On my eighteenth birthday I was legally an adult, and I had to appear in court to be cut loose from the system. My mother didn't come to the hearing, but my father showed up to ensure that he no longer had to pay the county for my care. I had nowhere to go and I wound up homeless, staying over at the homes of high school friends for a few days at a time, like a drifter. Eventually I wore out my welcome, and I found myself living on the streets. I started drinking, heavily. One night, fifty-two days after my eighteenth birthday, I was involved in a drunken fist --fight with another homeless man. He was severely injured. I was arrested for hurting him, and put in jail. He died nearly three months later, allegedly from a brain injury that prosecutors claimed I had caused. I was convicted of second degree murder, and sentenced to fifteen years to life in prison.
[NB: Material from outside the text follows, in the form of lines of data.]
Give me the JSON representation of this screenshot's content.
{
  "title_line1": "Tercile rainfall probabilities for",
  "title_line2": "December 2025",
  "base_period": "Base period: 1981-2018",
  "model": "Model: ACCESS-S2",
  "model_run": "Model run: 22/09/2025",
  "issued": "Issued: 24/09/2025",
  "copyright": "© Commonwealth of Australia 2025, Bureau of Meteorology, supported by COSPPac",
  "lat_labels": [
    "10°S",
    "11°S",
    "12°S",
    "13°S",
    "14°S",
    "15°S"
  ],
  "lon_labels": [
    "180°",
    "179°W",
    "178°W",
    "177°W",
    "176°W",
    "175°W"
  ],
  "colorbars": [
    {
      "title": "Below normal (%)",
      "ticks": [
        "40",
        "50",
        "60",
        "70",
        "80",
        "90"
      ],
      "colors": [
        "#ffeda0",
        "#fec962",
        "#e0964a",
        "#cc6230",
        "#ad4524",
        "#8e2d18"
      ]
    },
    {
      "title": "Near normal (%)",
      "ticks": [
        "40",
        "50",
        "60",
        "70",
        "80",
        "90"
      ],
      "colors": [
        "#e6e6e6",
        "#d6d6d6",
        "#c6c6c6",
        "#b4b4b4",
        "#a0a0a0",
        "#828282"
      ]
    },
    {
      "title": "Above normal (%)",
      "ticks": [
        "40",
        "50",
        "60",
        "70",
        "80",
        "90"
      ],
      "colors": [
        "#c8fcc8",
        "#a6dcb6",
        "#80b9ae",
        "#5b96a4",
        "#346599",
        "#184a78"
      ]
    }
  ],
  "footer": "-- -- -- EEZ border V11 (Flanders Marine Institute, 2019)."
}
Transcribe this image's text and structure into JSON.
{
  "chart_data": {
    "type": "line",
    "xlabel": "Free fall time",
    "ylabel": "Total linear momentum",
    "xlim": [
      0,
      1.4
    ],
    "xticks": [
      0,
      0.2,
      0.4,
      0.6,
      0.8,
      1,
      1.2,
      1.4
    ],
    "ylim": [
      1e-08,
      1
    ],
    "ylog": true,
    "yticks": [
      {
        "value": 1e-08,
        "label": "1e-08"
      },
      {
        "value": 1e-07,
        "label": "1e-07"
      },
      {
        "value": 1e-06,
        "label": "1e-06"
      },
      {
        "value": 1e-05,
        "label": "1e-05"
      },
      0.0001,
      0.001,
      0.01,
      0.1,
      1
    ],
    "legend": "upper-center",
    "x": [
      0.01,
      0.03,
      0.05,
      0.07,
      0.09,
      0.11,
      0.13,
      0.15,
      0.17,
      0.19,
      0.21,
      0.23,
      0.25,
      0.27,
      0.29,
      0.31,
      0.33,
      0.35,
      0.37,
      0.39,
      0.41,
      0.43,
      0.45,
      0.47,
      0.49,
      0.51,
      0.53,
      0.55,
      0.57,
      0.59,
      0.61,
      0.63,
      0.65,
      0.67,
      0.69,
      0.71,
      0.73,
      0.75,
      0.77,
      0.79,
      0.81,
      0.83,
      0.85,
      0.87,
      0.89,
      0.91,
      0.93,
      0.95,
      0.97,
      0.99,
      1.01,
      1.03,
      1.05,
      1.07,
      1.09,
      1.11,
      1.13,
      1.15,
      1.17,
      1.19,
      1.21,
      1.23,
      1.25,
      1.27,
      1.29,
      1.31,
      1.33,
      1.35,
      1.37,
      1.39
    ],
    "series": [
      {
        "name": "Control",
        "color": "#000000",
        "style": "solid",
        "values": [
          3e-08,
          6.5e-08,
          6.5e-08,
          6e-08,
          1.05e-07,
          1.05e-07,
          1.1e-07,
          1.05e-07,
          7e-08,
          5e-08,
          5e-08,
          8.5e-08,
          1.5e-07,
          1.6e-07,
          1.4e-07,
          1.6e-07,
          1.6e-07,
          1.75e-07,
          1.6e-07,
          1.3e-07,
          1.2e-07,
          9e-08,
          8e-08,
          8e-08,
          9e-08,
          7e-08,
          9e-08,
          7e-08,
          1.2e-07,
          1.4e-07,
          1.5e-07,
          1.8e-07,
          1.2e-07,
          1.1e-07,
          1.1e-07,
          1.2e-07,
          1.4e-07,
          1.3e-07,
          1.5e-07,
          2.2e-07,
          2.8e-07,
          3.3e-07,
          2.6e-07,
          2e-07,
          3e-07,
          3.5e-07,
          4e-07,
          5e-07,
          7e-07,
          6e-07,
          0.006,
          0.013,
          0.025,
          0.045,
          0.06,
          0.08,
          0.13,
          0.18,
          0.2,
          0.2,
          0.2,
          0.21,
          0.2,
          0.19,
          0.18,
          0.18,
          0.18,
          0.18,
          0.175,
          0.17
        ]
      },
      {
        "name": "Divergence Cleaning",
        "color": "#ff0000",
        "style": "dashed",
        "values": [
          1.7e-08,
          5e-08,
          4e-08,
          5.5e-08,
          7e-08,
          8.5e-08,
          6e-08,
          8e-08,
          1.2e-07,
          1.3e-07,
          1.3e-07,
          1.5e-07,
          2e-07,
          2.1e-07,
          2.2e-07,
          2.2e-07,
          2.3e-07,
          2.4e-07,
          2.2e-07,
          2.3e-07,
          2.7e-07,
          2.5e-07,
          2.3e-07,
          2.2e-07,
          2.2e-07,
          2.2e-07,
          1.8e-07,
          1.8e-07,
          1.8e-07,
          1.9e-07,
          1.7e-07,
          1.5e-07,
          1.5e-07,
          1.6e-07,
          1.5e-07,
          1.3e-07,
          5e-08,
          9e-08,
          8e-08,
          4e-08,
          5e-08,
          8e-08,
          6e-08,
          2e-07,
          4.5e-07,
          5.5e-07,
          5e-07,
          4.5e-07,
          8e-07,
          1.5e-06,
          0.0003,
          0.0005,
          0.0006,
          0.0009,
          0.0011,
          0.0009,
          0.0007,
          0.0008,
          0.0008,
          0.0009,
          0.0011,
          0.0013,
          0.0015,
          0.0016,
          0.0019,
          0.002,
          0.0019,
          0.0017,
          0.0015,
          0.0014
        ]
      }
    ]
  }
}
I haven't seen any of my family members in over a decade, and I haven't seen my mother or her family since I was a child. I write letters to them once in a while. Nobody writes back. My mother contacted me a few years ago and gave me her phone number. I call her on occasion, but I don't really have much to say to her. She does most of the talking. She tells me about her family, about what is going on in their lives. I listen, an outsider looking in, and wish I could be an insider. I straddle two families. I know about them, but I don't really know them.